Weaving its text from multiple narrators and a variety of literary genres, Thugs takes as its most direct source a 1839 novel, Confessions of a Thug, by Philip Meadows Taylor, an administrator for the British empire whose best-seller success with this first novel, about the Thugee assassins cult in Indian, led to a series of lesser sequels, also on colonial themes.
The Thugee character at the center of Taylor’s Confessions, Syeed Amir Ali, reappears at the center of Thugs, as does an account resembling Confessions. Khair’s book invents excerpts from a work titled Notes on a Thug, written by a certain Captain Meadows, who hosts Amir Ali in order to get his story. In Thugs, however, Amir Ali is a sympathetic confabulator rather than a reformed assassin; he spins tales made to order for Crown’s subjects. Moreover, brutality in Khair’s novel is shown as a fact of life in Victorian London, where it is set, rather than an Indian import.

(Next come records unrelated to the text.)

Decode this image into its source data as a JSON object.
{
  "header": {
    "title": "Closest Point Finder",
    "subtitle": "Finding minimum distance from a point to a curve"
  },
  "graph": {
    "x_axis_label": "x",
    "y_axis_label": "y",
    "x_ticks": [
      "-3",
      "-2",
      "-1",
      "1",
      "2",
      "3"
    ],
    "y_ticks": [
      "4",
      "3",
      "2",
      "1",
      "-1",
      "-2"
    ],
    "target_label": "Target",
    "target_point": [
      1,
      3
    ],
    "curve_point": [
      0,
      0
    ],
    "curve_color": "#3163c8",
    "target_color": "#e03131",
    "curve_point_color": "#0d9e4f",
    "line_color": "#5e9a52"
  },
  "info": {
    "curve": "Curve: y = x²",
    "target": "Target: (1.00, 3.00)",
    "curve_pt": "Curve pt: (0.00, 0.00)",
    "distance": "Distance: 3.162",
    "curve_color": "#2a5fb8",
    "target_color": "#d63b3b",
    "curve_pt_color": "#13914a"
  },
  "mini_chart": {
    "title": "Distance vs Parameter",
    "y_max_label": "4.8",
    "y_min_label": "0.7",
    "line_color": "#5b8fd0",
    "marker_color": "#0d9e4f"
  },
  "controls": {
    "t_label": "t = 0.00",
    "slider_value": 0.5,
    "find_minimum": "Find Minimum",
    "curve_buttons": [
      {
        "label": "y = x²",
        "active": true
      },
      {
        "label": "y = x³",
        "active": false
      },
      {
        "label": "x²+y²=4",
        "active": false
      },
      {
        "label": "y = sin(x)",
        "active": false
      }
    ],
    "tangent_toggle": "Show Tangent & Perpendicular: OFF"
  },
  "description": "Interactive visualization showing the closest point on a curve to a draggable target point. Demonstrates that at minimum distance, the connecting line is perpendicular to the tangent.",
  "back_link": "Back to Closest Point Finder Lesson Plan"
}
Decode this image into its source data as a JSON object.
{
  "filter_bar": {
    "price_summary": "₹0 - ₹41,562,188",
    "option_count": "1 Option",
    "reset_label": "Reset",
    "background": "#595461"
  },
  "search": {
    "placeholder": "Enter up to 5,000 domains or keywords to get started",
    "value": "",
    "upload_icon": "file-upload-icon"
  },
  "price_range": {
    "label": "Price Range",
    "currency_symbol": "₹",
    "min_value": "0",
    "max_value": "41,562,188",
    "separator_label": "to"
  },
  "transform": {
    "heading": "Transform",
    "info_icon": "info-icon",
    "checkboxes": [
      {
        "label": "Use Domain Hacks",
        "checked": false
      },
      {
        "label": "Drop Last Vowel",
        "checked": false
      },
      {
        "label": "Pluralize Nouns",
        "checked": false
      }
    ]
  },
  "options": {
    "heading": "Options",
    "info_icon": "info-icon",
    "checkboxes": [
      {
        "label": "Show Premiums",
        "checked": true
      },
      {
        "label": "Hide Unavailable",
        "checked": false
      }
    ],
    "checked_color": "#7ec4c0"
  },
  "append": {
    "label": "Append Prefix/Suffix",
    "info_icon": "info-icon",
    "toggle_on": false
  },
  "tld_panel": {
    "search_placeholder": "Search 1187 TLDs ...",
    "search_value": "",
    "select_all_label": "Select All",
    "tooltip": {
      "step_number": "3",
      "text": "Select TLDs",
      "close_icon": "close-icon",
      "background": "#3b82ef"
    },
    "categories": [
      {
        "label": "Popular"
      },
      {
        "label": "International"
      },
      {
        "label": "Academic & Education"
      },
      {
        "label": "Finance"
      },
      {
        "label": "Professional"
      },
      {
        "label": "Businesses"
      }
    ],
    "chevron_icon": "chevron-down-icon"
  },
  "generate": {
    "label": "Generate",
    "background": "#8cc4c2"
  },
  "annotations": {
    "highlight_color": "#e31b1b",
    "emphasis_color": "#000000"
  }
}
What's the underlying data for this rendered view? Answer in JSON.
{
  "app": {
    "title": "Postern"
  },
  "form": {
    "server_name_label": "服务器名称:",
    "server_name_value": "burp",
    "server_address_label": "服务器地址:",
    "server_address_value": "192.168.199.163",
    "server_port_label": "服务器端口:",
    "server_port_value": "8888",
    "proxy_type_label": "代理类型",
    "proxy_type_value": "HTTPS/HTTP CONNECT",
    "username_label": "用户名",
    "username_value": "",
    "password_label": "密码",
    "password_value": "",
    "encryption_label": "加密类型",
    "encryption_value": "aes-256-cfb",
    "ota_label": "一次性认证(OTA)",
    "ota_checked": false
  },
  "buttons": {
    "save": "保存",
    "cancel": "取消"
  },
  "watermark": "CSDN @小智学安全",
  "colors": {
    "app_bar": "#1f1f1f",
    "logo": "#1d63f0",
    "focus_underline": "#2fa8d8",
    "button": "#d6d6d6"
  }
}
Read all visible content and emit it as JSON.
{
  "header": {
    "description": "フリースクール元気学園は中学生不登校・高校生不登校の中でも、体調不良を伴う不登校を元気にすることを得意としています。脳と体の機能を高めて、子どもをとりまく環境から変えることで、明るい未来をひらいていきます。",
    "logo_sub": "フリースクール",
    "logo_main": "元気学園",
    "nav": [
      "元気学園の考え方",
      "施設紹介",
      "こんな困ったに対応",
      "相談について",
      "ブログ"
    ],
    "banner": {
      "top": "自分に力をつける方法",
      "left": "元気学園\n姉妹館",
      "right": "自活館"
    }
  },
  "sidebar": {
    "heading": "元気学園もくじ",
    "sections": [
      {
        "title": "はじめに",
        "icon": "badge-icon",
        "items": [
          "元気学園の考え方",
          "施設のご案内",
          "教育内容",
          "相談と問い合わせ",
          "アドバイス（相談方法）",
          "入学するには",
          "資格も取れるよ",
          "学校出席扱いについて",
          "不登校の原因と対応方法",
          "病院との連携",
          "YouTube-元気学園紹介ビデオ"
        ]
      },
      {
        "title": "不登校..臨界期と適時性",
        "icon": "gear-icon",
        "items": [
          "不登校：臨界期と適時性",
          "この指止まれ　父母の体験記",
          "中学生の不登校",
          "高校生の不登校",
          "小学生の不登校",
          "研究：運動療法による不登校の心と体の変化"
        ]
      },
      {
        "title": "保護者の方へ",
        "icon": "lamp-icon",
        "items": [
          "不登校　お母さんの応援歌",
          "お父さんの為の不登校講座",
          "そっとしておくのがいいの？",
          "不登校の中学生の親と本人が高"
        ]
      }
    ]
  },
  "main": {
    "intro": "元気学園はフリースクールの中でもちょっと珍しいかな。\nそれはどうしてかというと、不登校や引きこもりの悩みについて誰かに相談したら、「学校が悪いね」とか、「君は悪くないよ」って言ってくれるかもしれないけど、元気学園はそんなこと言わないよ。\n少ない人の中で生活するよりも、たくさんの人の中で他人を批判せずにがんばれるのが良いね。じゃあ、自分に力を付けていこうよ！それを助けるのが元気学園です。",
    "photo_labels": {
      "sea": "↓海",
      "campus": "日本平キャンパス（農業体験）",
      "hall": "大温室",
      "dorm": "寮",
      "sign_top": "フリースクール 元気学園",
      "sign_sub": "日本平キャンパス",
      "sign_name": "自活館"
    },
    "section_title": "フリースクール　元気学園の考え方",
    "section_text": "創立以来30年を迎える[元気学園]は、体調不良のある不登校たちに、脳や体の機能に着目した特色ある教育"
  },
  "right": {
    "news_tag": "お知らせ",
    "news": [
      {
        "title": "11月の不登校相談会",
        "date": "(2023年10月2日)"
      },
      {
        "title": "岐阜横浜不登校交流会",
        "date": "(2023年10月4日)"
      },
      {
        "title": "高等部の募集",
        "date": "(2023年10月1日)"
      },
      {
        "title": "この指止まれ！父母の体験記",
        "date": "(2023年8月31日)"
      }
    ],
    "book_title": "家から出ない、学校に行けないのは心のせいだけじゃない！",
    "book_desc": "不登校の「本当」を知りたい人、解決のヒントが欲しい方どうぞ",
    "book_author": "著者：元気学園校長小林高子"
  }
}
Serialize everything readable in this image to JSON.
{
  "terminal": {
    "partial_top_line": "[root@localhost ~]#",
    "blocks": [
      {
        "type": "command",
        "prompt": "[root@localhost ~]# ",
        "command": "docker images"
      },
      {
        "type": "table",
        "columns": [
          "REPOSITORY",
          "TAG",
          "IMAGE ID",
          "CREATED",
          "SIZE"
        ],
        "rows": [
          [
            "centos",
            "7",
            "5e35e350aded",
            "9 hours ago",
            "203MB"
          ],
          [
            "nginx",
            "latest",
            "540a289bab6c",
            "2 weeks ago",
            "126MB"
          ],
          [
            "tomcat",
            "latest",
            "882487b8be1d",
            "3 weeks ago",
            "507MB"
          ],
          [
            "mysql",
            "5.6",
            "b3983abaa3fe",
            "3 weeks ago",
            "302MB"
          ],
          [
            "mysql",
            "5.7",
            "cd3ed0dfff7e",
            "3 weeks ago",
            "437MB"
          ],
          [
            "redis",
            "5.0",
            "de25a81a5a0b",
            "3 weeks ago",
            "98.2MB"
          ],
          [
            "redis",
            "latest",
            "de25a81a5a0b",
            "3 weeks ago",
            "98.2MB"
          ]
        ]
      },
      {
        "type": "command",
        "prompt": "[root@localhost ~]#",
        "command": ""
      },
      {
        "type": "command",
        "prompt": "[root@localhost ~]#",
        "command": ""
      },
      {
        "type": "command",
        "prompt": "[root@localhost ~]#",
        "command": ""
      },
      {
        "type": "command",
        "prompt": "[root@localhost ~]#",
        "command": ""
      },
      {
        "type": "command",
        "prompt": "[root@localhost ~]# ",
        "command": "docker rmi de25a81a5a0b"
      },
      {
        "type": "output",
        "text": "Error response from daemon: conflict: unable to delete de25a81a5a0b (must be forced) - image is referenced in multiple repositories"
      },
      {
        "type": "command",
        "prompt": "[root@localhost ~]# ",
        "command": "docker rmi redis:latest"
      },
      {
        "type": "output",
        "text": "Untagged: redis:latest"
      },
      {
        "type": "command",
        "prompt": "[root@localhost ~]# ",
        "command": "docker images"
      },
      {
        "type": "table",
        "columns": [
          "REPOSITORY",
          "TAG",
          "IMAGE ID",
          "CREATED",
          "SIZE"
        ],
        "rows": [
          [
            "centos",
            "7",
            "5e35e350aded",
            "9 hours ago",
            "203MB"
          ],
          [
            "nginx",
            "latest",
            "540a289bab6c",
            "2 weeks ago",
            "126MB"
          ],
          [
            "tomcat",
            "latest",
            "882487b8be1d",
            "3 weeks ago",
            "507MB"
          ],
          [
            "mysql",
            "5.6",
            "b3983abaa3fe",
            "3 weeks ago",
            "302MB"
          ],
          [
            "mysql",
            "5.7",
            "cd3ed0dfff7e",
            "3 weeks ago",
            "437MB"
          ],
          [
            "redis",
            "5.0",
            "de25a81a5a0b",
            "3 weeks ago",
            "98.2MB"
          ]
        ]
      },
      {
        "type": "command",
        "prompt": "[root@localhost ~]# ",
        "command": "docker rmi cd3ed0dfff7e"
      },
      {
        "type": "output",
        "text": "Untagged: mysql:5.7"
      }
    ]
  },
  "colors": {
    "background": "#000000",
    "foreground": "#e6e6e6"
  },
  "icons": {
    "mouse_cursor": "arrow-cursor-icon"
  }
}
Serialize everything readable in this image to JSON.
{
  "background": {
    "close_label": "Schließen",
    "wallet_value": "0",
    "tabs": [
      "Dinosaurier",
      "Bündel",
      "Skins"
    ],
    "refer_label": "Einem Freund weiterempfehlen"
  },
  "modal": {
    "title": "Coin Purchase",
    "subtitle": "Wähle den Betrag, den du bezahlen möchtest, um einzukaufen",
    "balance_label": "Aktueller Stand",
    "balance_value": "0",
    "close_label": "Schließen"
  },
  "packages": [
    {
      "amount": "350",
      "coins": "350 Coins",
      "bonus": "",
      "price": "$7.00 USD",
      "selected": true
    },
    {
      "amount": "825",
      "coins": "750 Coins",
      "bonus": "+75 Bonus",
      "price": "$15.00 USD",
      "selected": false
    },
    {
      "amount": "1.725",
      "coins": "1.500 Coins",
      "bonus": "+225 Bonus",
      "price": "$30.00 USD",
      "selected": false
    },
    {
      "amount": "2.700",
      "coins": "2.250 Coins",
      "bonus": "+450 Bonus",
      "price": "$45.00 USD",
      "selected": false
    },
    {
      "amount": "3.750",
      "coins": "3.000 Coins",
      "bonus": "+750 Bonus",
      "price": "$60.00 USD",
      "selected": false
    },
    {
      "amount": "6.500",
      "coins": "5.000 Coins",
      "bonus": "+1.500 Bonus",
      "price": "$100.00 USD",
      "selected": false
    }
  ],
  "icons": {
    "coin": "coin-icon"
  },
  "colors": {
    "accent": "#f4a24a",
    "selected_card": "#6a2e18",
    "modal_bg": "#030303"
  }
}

In short, what makes Tabish Khair’s work compelling—in addition to being intricately structured, beautifully written, and just plain fun—is his choice to reimagine that police state we’ve lived in for the past few centuries from the perspective of many of its targets, innocent victims. If we do some day, incrementally, arise from the slough of physiognomical falsehoods, it will no doubt be due, at least in part, to the work of novels like this.
For the philosopher Emmanuel Lévinas, of course, the face was emblematic of our encounter with others tout court. Or, as he famously put it: “The approach to the face is the most basic mode of responsibility […] the face says to me: you shall not kill.” Collecting skulls, we may assume, should be prohibited as well.